Let any one read these maxims to himself quietly, and admit that not only would each of them impress him as true if found standing by itself, but that they all ring quite as true when taken together. But that is by no means all. It may be shown that if all these propositions are true, taken singly or together, the negative of each and all of these propositions is also true. Thus:

"A woman is seldom as old as she looks.

"A woman is never as old as she says.

"No woman is just the age she would like to be.

"A woman is rarely as old or as young as the one man that counts would have her be.

"Few women are ever of the age that a particular situation requires.

"No woman is as old as her dearest woman friends say she is."

How all these opposites can be equally true, I will not undertake to explain. It is probably inherent in the very nature of the subject. The French, a people wise in experience, knew what they were about when they laid it down that if you have a mystery to solve, you must look for the woman. What they meant was, that, having found a woman, you may make any statements you please about her; the world will accept them unquestioningly and your puzzle will consequently be solved.

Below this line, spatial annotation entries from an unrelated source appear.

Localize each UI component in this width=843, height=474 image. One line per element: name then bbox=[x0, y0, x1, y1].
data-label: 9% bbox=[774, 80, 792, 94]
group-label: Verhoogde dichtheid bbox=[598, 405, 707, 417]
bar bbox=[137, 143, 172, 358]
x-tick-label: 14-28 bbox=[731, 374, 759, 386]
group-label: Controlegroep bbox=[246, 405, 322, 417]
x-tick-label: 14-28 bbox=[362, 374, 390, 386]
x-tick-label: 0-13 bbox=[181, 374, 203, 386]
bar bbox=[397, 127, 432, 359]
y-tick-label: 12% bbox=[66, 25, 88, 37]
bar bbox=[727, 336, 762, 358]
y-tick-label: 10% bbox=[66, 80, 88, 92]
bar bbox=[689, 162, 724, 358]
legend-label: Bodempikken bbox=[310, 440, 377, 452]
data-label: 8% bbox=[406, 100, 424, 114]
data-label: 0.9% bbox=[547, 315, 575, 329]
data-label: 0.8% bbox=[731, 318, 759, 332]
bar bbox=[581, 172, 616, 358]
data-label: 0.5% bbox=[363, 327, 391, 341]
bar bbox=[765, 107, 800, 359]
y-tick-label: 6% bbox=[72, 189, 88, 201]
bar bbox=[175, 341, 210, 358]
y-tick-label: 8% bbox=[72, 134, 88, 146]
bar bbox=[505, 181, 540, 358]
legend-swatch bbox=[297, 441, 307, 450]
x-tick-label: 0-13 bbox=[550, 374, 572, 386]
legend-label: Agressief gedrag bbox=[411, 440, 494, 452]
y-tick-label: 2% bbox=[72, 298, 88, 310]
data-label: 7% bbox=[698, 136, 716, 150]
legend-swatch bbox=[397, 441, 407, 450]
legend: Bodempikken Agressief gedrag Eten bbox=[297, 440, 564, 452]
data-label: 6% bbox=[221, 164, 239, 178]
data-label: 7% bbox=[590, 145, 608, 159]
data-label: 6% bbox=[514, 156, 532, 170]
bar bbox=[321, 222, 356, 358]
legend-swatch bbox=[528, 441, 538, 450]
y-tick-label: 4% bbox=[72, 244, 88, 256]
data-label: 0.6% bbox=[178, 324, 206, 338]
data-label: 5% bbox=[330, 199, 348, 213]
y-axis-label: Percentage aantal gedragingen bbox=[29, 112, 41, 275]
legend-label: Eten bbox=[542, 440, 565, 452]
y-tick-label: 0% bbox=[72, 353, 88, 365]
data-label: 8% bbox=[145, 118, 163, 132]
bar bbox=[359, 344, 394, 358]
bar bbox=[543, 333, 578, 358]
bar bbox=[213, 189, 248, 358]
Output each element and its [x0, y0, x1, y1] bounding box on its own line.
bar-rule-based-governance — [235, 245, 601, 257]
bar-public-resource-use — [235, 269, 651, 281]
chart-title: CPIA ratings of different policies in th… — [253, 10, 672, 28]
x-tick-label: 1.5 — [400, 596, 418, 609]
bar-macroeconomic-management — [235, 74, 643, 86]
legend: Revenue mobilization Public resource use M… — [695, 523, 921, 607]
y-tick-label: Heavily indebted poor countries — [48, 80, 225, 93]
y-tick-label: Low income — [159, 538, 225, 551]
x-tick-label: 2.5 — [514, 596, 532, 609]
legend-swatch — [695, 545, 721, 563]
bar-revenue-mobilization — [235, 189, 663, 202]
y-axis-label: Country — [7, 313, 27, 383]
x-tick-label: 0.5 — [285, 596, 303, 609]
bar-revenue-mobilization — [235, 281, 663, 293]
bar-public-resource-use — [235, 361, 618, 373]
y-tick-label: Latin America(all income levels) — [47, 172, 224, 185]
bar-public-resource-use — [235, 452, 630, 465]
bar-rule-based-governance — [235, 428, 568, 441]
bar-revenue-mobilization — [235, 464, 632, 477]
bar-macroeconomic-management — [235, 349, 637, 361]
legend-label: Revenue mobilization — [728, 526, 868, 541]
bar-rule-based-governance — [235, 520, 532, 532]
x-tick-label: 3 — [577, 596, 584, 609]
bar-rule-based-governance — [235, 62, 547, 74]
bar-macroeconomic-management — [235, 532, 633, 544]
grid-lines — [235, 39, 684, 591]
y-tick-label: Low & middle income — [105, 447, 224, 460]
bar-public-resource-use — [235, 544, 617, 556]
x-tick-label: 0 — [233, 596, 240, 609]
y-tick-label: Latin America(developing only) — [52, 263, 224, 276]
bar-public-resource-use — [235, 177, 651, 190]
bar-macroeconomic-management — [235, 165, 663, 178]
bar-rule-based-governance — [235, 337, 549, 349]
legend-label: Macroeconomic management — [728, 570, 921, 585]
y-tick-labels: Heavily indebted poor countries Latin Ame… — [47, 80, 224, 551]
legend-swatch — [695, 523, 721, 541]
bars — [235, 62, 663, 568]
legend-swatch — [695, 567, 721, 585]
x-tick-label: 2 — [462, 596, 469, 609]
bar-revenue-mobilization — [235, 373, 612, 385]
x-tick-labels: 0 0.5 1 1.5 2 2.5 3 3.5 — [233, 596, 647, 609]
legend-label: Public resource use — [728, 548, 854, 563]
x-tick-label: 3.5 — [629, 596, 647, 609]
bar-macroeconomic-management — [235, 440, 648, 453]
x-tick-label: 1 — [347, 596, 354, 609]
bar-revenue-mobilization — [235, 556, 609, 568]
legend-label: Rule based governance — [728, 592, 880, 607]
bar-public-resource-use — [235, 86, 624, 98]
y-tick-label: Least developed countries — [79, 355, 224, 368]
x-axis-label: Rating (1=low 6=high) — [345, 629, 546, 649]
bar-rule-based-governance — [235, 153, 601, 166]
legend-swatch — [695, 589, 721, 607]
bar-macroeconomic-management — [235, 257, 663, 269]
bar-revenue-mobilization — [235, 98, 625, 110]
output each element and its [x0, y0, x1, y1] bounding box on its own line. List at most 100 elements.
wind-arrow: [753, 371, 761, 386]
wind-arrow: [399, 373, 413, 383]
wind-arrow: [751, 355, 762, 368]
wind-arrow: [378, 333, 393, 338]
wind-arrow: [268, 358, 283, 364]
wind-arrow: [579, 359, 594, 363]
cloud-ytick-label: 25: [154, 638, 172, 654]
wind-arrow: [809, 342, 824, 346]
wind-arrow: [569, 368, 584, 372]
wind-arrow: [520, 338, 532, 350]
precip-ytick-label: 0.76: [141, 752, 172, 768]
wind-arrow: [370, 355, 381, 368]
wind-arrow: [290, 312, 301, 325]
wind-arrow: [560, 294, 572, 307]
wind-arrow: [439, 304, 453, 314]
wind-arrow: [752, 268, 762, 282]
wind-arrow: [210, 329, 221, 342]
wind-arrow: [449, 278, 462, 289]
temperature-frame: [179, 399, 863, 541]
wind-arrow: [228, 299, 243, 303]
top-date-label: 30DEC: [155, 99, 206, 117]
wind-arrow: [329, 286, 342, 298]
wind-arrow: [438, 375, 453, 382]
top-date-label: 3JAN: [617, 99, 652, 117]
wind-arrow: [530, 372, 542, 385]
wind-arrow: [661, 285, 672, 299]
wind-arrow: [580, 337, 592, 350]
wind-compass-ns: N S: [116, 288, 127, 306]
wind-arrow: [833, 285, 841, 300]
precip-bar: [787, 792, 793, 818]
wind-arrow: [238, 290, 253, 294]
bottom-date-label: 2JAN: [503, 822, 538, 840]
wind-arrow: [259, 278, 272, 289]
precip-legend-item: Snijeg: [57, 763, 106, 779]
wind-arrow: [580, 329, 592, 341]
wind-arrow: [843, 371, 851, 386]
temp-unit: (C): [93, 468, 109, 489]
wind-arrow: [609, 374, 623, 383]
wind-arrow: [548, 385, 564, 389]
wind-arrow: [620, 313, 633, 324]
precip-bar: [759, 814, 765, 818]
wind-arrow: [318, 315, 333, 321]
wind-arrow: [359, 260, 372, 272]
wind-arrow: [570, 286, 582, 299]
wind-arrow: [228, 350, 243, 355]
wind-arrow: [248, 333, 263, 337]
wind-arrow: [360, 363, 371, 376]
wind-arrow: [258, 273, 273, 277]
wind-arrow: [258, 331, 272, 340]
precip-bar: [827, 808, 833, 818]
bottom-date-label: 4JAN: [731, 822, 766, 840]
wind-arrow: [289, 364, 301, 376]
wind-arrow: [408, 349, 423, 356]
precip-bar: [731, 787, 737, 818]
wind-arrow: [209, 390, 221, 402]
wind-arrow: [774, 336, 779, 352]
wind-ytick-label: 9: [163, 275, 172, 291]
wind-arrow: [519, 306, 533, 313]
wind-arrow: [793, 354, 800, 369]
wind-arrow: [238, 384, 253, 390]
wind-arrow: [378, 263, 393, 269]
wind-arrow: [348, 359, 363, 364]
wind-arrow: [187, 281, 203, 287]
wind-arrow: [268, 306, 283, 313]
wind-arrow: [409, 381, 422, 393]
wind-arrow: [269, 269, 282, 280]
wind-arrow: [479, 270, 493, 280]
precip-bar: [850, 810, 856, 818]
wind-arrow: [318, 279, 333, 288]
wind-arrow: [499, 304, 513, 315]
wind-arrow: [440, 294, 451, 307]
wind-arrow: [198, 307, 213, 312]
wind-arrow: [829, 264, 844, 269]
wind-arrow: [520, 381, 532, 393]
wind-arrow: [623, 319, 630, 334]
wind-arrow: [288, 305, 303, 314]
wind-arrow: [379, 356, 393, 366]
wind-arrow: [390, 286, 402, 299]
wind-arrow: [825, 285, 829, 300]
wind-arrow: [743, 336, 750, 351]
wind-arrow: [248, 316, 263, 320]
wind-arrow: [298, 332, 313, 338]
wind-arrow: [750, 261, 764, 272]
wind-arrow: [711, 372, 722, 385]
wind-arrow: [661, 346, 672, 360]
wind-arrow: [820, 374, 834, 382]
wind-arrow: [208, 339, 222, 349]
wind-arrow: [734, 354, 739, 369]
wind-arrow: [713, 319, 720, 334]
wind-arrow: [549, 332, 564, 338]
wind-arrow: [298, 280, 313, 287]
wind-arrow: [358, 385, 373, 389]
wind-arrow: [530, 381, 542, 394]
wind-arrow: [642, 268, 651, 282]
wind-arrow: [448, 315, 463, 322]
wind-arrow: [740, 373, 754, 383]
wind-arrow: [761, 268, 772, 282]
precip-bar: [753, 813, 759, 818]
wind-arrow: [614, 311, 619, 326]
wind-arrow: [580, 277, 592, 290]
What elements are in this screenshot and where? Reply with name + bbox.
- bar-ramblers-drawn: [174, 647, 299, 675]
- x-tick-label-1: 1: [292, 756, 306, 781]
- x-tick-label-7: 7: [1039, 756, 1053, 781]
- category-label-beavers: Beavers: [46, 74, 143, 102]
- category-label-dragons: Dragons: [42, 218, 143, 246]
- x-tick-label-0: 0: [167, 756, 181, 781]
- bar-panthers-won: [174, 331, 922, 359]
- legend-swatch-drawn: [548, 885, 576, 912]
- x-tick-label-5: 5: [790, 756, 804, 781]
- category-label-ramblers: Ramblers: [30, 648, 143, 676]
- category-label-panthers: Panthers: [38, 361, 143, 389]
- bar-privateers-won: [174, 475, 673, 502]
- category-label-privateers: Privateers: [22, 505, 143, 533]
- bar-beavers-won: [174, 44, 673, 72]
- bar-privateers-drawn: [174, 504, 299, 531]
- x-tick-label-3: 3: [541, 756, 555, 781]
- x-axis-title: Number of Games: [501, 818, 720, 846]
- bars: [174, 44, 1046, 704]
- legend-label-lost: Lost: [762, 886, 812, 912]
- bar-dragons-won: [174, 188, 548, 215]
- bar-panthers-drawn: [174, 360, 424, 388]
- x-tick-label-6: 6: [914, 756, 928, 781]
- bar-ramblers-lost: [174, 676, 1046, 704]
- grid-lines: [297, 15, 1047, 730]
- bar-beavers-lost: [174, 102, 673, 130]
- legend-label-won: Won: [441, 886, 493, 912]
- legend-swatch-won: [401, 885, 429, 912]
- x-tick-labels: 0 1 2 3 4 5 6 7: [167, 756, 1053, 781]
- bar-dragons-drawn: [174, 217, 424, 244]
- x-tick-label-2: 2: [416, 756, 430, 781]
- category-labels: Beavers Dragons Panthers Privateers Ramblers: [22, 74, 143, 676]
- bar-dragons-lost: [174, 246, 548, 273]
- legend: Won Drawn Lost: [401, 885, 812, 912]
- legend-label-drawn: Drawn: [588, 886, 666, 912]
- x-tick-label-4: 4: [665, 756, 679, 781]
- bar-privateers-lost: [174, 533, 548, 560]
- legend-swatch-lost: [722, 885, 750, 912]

Sometimes, however, it has seemed to me that a possible reason for this very curious fact may be found in the established fashion of speaking about men as individuals and about women as a class and a type. And that class or type we saddle with all the faults and virtues of all its individual members. When Smith tells me that his automobile cost him three times as much as I know he has paid for it, I record my impressions by telling Jones as soon as I meet him that the man Smith is an incorrigible liar. But when Mrs. Smith tells me that her family is one of the oldest in Massachusetts, which I have every reason to believe is not so, I invariably say to myself or to some one else, "A woman's appreciation of the truth is like her appreciation of music; she likes it best when she closes her eyes to it."

Or Smith may be a very straightforward man, given to plain-speaking, and when you ask him how he liked your last dinner he may say that in his opinion the wine was better than the conversation. In that case you will probably tell your wife that Smith has shown himself to be an insufferable ass, and that you have decided to cut his acquaintance. But when Mrs. Smith tells you that your expensive dinners are rather beyond what a man of your modest income should go in for, you merely writhe and smile; only on the train the next day you will say to Harrington, "Has it ever occurred to you that a woman loves the truth, not because it is the truth, but because it hurts? Take a cigarette."